As part of the FCC’s stepped-up enforcement action the Enforcement Bureau has targeted the owners of several Florida and Massachusetts properties where the unlicensed stations are based. And in each situation the agency says it was responding to complaints.
The FCC says agents based at its Atlanta field office were in South Florida on May 22 when they tracked a Miami pirate station at 101.1 FM to a home owned by Clairelia and Walter Saint Fleur and Sylvie Grand-Pierre. That same day agents were also at work in nearby Fort Lauderdale where they acted on another complaint and traced an unlicensed station at 100.3 FM to a home in Oakland Park, FL owned by Tracy and Gerard Peters. In both cases the Enforcement Bureau has fired off warnings to the homeowners to power down the pirate stations immediately.

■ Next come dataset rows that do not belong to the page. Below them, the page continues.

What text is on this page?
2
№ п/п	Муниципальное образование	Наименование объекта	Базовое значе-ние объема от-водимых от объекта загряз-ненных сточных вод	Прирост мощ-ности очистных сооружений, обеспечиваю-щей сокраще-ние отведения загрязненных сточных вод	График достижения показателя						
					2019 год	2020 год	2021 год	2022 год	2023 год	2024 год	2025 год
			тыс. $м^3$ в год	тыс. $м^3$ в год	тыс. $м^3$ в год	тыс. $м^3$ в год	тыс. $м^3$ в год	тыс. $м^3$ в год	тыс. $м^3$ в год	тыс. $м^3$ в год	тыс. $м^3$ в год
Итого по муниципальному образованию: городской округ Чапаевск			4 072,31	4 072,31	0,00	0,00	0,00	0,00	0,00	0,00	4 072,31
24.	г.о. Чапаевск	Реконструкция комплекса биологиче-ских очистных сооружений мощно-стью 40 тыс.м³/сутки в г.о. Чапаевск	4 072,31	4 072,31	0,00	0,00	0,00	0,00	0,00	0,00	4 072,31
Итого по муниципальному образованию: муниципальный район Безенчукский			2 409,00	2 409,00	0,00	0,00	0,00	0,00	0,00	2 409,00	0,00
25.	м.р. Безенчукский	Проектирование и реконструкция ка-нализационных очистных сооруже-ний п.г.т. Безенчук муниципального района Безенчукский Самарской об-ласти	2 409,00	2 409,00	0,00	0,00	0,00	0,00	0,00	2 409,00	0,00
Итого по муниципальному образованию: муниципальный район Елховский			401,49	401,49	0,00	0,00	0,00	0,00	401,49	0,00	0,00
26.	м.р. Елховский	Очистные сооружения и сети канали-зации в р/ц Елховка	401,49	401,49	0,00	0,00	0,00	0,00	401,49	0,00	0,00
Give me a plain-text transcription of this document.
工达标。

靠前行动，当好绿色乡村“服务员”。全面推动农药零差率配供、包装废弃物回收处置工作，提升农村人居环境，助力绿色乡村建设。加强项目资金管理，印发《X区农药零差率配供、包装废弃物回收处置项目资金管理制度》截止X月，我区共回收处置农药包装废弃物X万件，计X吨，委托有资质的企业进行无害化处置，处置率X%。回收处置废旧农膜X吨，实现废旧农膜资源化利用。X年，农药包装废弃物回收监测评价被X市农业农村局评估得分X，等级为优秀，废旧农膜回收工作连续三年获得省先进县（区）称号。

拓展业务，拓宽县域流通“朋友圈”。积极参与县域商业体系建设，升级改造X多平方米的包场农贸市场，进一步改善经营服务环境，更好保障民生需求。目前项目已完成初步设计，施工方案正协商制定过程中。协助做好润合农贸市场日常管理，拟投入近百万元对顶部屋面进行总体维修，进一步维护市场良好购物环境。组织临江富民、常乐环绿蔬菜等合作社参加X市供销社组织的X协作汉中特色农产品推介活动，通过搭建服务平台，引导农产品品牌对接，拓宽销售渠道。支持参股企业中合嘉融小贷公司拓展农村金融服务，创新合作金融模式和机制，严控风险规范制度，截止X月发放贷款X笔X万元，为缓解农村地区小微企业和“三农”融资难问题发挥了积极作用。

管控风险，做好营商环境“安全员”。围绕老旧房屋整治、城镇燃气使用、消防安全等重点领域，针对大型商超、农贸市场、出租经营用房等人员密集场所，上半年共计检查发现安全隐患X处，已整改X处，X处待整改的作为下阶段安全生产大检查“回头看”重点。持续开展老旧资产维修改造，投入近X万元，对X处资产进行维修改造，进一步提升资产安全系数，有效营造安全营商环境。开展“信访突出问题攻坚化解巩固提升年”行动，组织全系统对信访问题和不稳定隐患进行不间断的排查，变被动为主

They are giving the homeowners ten days to respond to the FCC after which the Bureau will have the option of taking action, such as issuing a fine.
Meanwhile in Massachusetts, FCC field agents were hunting pirates as well in recent weeks. They tracked a Worcester station at 98.7 FM to a Maywood Street apartment building owned by Betty Sarfo on May 25. That same day in the Boston suburb of Medford field agents traced another pirate station—also operating at 98.7 FM—to the New England Evangelical Church of Mount Olives. That resulted in a warning letter being sent to the Church’s pastor, Wisland Georges. And then on June 7 agents were in Springfield, MA tracking down a pirate operating on 101.5 FM. They followed the signal to its source, which the FCC says was a home owned by Wendy Lopez. Similar to South Florida, the owners in Massachusetts have ten days to explain why a pirate station was broadcasting from their property.
The two-state crackdown follows a similar flurry of pirate-fighting activity in the New York metro area that has led the FCC to issue more than a half-dozen warning letters.